Ancestral Pueblo: Greater Upper Rio Grande ValleySouthern Rio GrandeRio AbajoPitoche Brown Ware
 

Ware Name: Pitoche Brown Ware

First posted by C. Dean Wilson 2014, Updated 2016.

Pitoche Brown Ware pottery is part of a larger Mogollon Brown Ware tradition indicative of pottery forms known to have been long-produced over wide areas of the southern portion of the Pueblo Southwest. Pitoche Brown Ware was originally defined by Mera (1935) as the dominant utility ware type for his “Southern Division”. Types indicative of the distinct sequence of pottery forms known to have been long produced in this area are sometimes included with the Rio Abajo tradition or Albuquerque and Socorro districts (Lang 1982; Marshall and Walt 1984). A similar combination of pottery types has sometimes been included under the label Los Lunas Brown Wares (Hill and Larson 1995) or Los Lunas Plain and Corrugated Wares (Franklin and Murrell 2010). This includes utility ware pottery originally described by Mera (1935) as Pitoche Rubbed and Los Luna Smudged as well as other categories defined for Pitoche Brown Ware types based on variations in surface and textured treatments (Dyer 2008). The area over which Pitoche Brown Ware types occur overlaps, although it is not identical to that noted for the distribution of Socorro Black-on-white (Lang 1982; Dittert 1959; Dyer 2008).

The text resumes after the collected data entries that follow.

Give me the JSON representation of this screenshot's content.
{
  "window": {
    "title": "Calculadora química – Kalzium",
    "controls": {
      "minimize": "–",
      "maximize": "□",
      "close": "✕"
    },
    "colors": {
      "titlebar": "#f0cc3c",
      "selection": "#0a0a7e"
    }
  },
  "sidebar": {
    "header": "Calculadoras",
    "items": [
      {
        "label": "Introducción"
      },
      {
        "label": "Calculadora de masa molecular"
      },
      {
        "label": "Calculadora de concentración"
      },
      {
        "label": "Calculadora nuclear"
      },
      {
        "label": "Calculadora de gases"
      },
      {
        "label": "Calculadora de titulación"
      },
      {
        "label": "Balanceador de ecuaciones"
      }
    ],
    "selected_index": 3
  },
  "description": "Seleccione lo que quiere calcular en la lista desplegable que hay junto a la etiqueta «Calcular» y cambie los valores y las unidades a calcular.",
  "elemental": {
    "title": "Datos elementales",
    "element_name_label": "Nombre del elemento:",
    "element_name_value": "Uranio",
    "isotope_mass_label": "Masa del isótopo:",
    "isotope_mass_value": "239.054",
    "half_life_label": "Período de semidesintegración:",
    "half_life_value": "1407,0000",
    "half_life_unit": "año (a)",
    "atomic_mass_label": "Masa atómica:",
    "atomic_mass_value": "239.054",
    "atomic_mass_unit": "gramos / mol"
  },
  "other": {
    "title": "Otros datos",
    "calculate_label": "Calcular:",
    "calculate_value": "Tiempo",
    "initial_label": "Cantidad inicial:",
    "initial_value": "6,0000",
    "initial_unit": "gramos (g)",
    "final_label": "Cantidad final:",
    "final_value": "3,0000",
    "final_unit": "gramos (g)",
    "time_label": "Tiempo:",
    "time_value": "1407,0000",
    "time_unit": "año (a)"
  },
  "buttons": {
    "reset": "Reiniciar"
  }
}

Pottery assigned here to Pitoche Brown Ware types tends to exhibit dark gray to black pastes that are sometime brown with a reddish streak. Surface are usually dark gray to black but can sometimes be brown to reddish. At least one surface is usually polished. Pastes are soft silty and tend to crumble when broken. Pastes tend to fire to similar reddish colors in controlled oxidized atmospheres that are common in clay sources occurring along the Rio Grande alluvium. Temper noted in the great majority of Pitoche Brown Ware sherds examined appears to reflect the long-term utilization of granitic rock or sands (Hill 1994; Hill and Larson 1995). Aplastics are dominated by slightly lustrous white, gray, and pinkish feldspar and quartz fragments that may include small and sparse hornblende crystals. Other fragments commonly associated with this temper include clear sub-rounded quartz and black hornblende particles occurring in varying frequencies. These particles exhibit significant variation in size and usually tend to be larger than those associated with brown ware pottery from the Mogollon Highlands, but are usually smaller than those noted in crushed granitic temper sometimes occurring in gray ware types. This combination of characteristics noted for paste clay and temper associated with Pitoche Brown Ware types strongly suggests local production of a distinct combination of brown ware vessels using high iron clays and granitic sand temper sources that were probably distributed along wide-spread alluvial deposits. Brown wares with similar temper were probably produced at households scattered across the Middle Rio Grande and Rio Abajo areas.

Pottery exhibiting characteristics indicative of Pitoche Brown Ware types exhibit a relatively wide range of surface characteristics. This includes variably polished and smudged surfaces as well as a range of surface textures including well executed fine plain and indented corrugated treatments similar to that noted in Mogollon Brown Ware types dominating assemblages found in sites spread across the Mogollon Highlands to the west. This variation resulted in the assignment of Pitoche Brown Ware sherds to a number of descriptive groupings based on surface texture similar to those noted and illustrated by Dyer including Pitoche Brown plain and textured types and well as Los Lunas Smudged Brown.